Young children are, for lack of a better word, sponges; meaning they soak up new information very quickly, providing that information is given to them in a way they understand and keeps their attention. The best way to achieve this is to involve your child with the process as often as you can and make it a fun experience for them. Some of the following suggestions might come across as simple common sense, but often when things become second nature they can be overlooked. So, what are the main things to teach your child when it comes to kitchen safety?

  • Getting Ready to Cook: Basic hygiene before cooking is very important. Make it a game for your child. Have a colourful list and see how many sessions it takes them to remember it. Things to include might be: shoes on (no bare feet as this is a risk if hot substances are spilled), tie hair up (if applicable), wash hands in soapy water, check and lay out ingredients, utensils and method for recipe.

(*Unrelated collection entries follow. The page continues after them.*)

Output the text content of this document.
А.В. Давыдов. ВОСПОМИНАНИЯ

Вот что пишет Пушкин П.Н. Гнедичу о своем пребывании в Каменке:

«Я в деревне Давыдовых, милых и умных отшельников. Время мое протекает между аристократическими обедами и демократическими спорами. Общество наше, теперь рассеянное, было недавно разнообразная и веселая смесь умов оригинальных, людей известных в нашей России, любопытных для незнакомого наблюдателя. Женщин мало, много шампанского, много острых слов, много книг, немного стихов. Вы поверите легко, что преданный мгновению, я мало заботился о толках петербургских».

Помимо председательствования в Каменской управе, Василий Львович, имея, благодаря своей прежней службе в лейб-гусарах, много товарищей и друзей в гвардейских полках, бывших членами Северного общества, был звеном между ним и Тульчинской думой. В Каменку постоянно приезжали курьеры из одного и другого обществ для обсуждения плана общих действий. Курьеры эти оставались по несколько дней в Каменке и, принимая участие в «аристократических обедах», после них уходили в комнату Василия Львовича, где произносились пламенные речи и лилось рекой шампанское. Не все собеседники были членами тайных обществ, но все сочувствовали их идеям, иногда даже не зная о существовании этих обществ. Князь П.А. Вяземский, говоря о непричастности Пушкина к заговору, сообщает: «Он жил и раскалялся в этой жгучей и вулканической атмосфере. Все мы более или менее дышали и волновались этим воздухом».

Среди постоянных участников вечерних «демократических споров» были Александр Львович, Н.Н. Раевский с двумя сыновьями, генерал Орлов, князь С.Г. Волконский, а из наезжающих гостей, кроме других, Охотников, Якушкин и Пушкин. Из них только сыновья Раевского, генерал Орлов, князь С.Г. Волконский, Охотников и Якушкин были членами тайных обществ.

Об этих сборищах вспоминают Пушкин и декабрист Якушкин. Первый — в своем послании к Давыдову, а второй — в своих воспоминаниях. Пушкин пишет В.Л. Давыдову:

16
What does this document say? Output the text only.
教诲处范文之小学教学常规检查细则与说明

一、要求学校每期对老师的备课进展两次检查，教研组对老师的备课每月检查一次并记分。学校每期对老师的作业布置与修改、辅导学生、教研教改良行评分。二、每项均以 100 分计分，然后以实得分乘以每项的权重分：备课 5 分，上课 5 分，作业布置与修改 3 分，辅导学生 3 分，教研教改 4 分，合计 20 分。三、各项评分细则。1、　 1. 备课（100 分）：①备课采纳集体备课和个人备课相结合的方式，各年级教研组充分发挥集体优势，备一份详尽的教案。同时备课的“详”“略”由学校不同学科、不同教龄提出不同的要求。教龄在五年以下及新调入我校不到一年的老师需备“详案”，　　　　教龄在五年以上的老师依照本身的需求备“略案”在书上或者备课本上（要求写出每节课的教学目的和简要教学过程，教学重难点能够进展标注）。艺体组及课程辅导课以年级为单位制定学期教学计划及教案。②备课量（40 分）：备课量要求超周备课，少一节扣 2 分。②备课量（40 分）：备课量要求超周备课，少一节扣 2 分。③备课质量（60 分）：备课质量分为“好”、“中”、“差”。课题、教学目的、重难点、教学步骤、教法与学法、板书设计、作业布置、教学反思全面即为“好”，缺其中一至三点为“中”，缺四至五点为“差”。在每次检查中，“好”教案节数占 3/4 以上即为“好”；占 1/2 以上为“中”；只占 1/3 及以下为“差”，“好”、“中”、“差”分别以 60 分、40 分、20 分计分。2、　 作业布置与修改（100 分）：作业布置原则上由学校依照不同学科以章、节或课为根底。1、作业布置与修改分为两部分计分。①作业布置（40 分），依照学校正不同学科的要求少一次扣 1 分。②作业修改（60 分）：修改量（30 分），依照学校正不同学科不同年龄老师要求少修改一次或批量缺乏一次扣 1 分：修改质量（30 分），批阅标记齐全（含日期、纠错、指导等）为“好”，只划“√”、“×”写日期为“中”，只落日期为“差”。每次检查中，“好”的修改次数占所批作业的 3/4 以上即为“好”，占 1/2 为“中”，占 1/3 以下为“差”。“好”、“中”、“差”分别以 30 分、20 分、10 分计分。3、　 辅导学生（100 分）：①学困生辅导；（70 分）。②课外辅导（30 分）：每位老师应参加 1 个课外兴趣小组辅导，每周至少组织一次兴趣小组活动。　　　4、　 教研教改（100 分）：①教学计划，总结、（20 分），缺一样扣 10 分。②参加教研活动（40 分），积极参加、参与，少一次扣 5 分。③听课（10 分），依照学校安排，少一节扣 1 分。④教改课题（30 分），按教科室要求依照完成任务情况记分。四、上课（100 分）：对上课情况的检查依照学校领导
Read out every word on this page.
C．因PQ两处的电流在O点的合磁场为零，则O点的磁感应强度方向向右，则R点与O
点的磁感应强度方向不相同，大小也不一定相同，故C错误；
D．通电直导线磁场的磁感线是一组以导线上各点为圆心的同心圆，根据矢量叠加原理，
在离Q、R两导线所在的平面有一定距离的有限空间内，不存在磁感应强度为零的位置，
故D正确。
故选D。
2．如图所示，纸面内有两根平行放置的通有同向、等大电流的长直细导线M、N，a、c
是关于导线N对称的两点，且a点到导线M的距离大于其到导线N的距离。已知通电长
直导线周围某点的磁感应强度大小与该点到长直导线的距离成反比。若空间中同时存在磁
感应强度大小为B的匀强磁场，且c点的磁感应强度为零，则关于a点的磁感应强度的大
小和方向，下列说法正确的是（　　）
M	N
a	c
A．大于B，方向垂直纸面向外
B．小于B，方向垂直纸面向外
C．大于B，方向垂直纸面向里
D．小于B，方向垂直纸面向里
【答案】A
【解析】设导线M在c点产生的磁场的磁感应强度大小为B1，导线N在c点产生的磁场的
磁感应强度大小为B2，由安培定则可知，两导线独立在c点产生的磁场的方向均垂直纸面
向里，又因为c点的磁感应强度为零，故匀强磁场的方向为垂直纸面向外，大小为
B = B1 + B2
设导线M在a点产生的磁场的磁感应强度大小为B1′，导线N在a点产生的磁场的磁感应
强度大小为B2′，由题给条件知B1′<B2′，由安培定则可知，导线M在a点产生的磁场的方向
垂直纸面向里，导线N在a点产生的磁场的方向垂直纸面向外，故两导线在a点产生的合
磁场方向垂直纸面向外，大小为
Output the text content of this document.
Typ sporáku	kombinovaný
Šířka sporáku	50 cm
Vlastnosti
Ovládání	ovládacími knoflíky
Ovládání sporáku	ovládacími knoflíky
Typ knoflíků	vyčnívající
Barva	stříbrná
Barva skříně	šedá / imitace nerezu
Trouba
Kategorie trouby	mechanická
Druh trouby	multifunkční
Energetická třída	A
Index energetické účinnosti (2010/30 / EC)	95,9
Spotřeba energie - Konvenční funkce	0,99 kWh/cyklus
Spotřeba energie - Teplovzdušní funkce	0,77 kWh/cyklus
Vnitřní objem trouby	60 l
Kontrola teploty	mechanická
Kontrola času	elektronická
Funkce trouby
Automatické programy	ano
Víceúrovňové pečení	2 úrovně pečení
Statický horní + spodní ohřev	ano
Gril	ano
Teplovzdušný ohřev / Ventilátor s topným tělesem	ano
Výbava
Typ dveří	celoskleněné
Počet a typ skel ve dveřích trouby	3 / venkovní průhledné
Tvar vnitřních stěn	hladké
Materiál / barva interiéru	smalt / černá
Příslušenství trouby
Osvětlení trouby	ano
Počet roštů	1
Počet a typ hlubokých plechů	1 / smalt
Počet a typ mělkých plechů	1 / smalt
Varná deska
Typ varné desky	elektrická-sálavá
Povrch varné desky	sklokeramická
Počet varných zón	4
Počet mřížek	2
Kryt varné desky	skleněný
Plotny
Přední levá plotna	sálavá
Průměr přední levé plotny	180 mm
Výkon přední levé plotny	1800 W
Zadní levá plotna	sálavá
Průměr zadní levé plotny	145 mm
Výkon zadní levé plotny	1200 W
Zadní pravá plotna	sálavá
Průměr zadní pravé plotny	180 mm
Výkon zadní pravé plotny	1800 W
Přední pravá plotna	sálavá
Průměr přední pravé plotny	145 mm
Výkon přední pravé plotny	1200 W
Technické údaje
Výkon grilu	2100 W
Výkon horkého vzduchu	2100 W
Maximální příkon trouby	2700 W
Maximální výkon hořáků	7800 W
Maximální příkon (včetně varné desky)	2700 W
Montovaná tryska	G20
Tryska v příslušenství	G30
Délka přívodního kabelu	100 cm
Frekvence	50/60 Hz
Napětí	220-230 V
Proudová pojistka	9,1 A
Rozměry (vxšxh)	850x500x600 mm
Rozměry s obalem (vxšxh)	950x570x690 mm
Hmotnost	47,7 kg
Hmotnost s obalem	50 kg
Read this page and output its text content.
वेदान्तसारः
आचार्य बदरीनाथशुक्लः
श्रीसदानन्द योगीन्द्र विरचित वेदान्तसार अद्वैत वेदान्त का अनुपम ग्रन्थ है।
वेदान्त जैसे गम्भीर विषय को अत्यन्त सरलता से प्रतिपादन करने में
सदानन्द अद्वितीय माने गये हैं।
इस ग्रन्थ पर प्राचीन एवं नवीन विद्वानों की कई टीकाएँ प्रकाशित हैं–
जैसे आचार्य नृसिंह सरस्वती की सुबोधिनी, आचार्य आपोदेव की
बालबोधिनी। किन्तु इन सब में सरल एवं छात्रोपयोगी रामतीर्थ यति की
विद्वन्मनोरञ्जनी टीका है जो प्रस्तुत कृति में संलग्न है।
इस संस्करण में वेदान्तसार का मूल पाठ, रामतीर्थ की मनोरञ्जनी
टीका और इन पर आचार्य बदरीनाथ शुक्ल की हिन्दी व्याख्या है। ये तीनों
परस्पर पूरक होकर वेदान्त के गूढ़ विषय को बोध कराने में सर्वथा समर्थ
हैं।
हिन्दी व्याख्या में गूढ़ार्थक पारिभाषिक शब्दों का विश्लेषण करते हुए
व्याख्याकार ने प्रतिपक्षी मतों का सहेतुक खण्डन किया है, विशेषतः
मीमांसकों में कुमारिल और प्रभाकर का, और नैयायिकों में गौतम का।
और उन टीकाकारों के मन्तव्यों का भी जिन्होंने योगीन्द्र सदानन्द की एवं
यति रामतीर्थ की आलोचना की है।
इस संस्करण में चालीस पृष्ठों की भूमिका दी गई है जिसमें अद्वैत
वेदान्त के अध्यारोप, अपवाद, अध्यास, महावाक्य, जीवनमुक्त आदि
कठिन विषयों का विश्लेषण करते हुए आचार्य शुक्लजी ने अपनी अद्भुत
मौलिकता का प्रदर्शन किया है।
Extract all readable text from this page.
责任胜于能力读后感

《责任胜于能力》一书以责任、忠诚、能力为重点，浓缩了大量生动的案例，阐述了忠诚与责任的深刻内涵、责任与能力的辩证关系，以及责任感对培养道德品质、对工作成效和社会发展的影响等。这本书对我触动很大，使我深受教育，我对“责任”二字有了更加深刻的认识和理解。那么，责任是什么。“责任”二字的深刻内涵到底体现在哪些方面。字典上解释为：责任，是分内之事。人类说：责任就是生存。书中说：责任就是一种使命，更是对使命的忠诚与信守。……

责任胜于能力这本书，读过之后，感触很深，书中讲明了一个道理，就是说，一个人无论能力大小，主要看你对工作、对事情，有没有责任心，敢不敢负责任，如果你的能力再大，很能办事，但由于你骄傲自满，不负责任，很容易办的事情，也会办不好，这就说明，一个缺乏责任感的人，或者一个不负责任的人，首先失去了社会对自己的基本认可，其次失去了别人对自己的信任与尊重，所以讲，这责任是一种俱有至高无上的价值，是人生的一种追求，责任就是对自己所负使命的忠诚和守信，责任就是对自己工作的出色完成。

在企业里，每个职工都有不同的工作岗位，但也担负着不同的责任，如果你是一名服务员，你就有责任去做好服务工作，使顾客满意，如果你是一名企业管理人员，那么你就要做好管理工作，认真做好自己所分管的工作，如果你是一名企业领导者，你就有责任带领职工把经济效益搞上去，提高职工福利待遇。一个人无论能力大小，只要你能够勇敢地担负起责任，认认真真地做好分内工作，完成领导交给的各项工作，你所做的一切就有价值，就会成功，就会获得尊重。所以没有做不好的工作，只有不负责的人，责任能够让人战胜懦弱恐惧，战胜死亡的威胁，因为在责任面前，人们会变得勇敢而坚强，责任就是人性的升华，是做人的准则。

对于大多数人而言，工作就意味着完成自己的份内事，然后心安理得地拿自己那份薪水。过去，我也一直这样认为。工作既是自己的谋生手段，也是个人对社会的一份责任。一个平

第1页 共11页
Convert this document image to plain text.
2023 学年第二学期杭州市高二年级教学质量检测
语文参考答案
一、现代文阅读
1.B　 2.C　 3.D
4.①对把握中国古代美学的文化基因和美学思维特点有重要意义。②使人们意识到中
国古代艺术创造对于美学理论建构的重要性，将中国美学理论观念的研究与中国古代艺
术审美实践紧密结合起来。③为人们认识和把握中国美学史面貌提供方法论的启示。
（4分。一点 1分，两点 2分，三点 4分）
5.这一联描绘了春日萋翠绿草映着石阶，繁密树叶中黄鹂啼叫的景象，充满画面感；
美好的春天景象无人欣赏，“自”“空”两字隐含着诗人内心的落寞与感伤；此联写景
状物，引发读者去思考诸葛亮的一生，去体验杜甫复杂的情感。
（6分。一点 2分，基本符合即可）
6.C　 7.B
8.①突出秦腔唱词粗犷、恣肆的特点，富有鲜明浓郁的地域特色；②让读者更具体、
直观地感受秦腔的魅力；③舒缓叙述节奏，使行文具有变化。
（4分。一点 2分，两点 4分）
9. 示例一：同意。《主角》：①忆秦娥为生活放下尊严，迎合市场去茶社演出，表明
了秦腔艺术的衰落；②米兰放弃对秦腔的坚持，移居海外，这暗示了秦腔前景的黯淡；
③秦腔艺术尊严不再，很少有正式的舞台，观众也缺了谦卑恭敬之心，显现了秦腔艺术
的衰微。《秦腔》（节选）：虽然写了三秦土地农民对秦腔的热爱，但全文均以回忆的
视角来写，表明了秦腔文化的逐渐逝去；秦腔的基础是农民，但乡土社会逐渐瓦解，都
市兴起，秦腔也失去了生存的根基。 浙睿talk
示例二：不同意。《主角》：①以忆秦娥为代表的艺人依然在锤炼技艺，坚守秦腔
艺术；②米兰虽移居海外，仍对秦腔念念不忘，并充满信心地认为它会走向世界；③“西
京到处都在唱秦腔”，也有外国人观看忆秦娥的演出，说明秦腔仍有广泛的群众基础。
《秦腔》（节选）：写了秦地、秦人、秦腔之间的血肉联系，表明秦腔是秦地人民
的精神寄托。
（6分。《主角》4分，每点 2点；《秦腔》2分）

  • Germs spreading: This is something that you might need to constantly remind your child about but there are basic and simple enough rules that they should be able to pick up over time; don’t keep cooked and uncooked foods together, wash utensils after using, keep your chopping boards separate (often sold as sets with different colours to make this easier for consumers, so you could try another little game e.g. we need to chop some vegetables, so which colour chopping board do we need?)

  • The ‘Nevers’: As a rule there are things that you shouldn’t do to keep the kitchen a safe environment. For instance, you should never: lick the inside of a mixture when cooking, pick up something from the oven without a mitt, keep handles from pots overlapping the work surface edge (to lower the risk of them being knocked off), run with knives.


Positive reinforcement: Throughout the process of teaching your child to cook you need to keep them interested, motivated and happy. Using positive reinforcement is a good way of doing this. Simply put, keep the kitchen a happy environment and this will lead to a positive experience in your child and will make them look forward to cooking with you as opposed to seeing it as a chore.